The eastern seaboard of the US is now holding its breath for two troublesome spots: Tropical Storm/Hurricane Hanna and Tropical Storm Ike. Per National Hurricane Center official forecast, Ike appears to be making a beeline to the Bahamas and any forecasting beyond that would be purely speculative venture. Hanna, on the other hand, seems to be parked over the Bahamas, wobbling before setting about on its predicted path, which, per NHC forecast, is towards the SC coast, potentially as a major hurricane. I have doubts about the forecast strength of Hanna, as it looks like it's still undergoing significant shearing in its northern quadrants.

The RNC is going to get rolling today, taking yesterday off to show "solidarity" with citizens being affected by Hurricane Gustav... and getting them off the hook of having W speak. Incidentally, over the roar of Gustav coverage, news broke yesterday that Sarah Palin's 17-year old daughter is pregnant and will be marrying the child's father....

...

-rl

August 29, 2008

Sarah Palin

AKA: John McCain's ridiculous ploy to pick off disaffected HRC voters.

August 20, 2008

Stephanie Tubbs Jones, 1949-2008

I had the opportunity to meet Congresswoman Tubbs Jones on several occasions and was able to speak with her at length as well. She was an impassioned woman who cared about her constituents more than all, except her family. I was shocked to hear of her condition when my old roommate called me earlier today... and now I mourn her passing. She was a tremendous woman and the east side of Cleveland has lost a true leader.

May your life have been for a blessing, Stephanie.

August 11, 2008

Over-reaction of the bear

The Olympics are being played in China. It's the dog days of summer. Most of America is connected in their disconnection from other worldly affairs, and that's okay. Those of us who are not so disconnected from the world around us have been bearing witness to a very stunning breakdown in the Caucusus.

Russia, in response to Georgia protecting its territorial integrity, has launched a disproportionate reaction attack against the small nation. I think this smacks of Putin's bear claws.

President Bush needs to take a firmer stand against Russia. Sure, he's issued a half-hearted denouncing of the Russian government's actions, but it's a weak excuse for real action. Likewise, Senators McCain and Obama should have something substantive and critical of the Russians for their continued disrespect of Georgian territorial intergrity. Let this war be between Georgia and the South Ossetians or Georgia and Abkhazia... but not between Georgia and Russia.

-rl

August 6, 2008

July 31, 2008

People of America - Johnny Mac is just another politician.

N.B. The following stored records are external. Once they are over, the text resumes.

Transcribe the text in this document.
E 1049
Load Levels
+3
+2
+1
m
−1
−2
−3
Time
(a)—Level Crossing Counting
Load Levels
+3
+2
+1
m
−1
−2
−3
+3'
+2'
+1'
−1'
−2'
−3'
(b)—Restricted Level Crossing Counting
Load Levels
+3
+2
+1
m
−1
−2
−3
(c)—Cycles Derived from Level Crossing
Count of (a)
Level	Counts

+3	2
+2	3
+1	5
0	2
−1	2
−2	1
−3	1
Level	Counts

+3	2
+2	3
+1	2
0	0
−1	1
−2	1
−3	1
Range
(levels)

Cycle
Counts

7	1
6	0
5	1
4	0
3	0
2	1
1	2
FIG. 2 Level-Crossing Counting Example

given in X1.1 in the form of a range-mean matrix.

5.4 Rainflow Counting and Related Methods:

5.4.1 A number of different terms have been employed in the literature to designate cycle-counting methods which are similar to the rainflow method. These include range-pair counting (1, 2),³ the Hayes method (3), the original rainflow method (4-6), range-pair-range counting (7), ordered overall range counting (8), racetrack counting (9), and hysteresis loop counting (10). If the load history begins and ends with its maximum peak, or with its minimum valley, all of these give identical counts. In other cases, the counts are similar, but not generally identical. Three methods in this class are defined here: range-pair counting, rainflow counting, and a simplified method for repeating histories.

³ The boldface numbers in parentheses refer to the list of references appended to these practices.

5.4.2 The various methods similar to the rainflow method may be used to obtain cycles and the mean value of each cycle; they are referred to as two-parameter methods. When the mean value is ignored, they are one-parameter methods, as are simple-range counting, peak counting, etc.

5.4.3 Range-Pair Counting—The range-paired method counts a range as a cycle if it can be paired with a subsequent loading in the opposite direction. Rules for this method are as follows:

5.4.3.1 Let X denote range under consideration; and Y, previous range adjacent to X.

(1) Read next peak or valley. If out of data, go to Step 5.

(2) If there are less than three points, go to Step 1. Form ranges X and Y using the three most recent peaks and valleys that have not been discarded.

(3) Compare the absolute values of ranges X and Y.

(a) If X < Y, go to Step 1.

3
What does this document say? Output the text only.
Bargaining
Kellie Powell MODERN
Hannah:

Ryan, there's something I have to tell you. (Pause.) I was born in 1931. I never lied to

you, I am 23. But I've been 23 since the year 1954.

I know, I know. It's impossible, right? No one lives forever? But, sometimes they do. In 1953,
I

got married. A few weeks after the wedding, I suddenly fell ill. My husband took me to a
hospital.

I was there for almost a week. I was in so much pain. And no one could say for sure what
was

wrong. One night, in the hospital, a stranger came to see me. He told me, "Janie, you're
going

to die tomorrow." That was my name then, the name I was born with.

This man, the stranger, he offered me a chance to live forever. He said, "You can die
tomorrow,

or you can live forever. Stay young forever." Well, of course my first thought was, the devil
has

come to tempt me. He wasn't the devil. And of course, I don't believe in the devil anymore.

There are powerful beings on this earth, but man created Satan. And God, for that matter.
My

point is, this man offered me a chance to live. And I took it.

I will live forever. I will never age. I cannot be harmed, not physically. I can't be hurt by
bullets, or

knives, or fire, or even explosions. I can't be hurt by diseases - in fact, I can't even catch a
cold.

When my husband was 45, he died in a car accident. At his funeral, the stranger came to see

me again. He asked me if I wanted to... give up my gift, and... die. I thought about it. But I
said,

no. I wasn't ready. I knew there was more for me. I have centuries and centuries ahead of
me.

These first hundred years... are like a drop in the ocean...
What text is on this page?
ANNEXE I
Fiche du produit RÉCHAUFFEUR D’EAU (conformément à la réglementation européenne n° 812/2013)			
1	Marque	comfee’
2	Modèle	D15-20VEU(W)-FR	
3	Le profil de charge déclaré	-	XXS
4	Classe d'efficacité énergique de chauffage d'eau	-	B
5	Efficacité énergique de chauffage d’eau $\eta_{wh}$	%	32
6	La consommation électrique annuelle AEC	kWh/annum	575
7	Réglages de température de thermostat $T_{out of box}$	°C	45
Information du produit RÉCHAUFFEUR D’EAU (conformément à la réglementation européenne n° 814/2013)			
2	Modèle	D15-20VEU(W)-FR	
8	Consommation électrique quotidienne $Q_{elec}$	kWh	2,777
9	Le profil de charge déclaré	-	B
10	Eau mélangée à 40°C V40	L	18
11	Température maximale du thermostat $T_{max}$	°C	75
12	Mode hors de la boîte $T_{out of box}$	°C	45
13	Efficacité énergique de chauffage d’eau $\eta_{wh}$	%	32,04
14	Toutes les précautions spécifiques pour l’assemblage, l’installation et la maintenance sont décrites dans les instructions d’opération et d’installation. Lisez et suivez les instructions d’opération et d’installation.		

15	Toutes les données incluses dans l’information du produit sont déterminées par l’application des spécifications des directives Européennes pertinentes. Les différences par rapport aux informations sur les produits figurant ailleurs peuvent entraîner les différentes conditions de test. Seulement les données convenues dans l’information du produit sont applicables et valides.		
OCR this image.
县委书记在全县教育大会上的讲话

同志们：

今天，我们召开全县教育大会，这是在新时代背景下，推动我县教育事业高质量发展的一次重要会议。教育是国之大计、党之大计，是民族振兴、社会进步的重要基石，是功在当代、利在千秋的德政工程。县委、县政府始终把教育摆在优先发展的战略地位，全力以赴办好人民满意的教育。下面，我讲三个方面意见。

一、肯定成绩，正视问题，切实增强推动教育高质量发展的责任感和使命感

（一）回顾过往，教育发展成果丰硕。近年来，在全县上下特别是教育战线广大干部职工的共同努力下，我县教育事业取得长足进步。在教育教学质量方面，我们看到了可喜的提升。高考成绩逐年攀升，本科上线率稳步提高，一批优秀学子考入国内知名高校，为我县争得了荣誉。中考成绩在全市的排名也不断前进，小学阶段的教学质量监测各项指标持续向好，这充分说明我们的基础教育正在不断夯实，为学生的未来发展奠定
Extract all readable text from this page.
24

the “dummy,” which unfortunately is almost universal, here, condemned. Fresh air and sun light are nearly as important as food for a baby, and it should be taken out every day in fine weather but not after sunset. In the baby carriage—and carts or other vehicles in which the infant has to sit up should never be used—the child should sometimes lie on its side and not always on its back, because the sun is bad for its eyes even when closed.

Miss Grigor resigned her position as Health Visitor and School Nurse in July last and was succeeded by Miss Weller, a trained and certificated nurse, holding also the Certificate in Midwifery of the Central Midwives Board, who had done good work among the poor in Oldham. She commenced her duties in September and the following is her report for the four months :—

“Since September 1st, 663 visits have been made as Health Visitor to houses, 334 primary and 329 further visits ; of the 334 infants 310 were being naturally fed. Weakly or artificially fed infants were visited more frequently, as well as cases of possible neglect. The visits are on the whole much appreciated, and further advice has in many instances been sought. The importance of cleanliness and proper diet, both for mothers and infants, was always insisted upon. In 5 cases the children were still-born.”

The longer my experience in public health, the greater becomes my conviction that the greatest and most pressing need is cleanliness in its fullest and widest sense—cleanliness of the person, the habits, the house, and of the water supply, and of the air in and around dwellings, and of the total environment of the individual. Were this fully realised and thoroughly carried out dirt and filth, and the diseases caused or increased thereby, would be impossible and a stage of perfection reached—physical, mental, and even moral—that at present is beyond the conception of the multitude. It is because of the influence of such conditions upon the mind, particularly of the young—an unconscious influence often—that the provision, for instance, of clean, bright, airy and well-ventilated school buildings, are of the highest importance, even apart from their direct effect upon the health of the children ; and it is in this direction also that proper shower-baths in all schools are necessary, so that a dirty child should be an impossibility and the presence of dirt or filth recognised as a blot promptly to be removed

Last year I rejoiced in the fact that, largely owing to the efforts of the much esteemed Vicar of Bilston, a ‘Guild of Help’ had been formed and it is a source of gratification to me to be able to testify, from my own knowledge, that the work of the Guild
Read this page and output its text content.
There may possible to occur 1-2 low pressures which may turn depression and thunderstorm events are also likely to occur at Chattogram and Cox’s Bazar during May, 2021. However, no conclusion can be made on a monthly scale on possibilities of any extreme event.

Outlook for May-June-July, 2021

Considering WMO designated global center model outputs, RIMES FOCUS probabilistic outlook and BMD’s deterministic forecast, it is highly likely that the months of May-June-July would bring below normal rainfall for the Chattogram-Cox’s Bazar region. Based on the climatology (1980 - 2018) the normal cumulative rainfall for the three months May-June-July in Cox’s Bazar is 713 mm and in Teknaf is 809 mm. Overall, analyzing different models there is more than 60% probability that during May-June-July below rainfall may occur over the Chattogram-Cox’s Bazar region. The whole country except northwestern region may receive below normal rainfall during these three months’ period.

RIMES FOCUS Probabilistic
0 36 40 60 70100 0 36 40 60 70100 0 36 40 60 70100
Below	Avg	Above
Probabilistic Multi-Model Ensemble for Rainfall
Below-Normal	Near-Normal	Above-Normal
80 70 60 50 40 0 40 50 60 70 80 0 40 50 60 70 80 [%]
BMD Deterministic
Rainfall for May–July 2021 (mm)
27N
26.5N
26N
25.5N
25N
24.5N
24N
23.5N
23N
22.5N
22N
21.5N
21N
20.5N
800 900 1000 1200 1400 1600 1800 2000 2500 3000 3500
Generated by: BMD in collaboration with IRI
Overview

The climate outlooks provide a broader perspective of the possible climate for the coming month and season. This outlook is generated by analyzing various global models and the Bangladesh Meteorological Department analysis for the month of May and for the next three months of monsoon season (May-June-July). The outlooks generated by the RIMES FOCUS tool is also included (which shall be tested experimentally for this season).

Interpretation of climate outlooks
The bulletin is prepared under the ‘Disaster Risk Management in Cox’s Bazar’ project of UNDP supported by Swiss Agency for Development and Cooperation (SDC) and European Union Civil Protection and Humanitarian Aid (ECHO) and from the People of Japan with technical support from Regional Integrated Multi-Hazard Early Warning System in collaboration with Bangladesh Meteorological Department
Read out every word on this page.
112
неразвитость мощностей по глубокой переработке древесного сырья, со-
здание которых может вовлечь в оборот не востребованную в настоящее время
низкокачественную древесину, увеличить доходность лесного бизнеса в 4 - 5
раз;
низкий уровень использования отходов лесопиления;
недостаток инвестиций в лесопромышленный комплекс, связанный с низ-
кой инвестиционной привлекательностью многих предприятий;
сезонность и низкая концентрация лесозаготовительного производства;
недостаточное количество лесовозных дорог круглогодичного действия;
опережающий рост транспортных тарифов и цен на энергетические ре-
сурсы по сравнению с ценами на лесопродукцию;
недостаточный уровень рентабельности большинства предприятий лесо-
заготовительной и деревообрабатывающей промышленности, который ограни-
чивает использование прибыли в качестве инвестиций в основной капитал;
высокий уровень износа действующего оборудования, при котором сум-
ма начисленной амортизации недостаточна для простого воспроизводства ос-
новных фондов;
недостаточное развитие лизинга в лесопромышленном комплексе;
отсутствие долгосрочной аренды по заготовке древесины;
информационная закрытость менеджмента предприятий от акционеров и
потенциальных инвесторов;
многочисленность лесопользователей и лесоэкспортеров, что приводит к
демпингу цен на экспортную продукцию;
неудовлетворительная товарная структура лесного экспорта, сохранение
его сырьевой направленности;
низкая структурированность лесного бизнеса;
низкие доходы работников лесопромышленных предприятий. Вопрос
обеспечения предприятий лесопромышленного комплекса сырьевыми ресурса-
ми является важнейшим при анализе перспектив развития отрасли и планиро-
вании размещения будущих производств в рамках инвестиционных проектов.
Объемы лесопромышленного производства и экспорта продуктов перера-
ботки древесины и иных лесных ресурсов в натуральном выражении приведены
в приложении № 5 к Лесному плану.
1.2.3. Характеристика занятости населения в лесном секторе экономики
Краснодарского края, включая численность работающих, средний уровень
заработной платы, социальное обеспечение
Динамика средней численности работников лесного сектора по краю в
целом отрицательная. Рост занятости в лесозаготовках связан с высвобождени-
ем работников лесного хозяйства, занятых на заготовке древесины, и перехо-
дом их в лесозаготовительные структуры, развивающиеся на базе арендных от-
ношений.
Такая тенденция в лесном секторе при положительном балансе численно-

That's right - John McCain is just another politician with hopes to swindle you into believing that he is an agent of change.

If John McCain's commitment to cleaning up the toxic air in Washington is so true and virtuous, as much as we would like to see it, I must ask why he has apparently done so little to change the way Washington is run in his now over 21 years in the United States Senate and the previous 4 years he had spent in the House of Representatives. Senator McCain, for your criticism of Senator Obama, your record with results on government reform is dearly wanting.

Thanks,

RL

Reuters India on John McCain's mistake

McCain launches attacks on Obama's "Celebrity"

With the way that Sen. McCain is going, he's going to be lucky to end up on Celebrity Fit Club 12: Space Camp.

July 28, 2008

Nothing is sacred.

Not in a Presidential election, apparently. It is one thing to publically discuss your disgusting belief that G-d has decided you to be President and to profane G-d's name by doing unspeakable atrocity in the name of democracy and G-d. But it is another thing entirely when you write a private note to G-d, like a quiet bedtime prayer, and then have that note pulled out of a crevice of the Western wall of the Beit HaQodesh b'Rushalayim.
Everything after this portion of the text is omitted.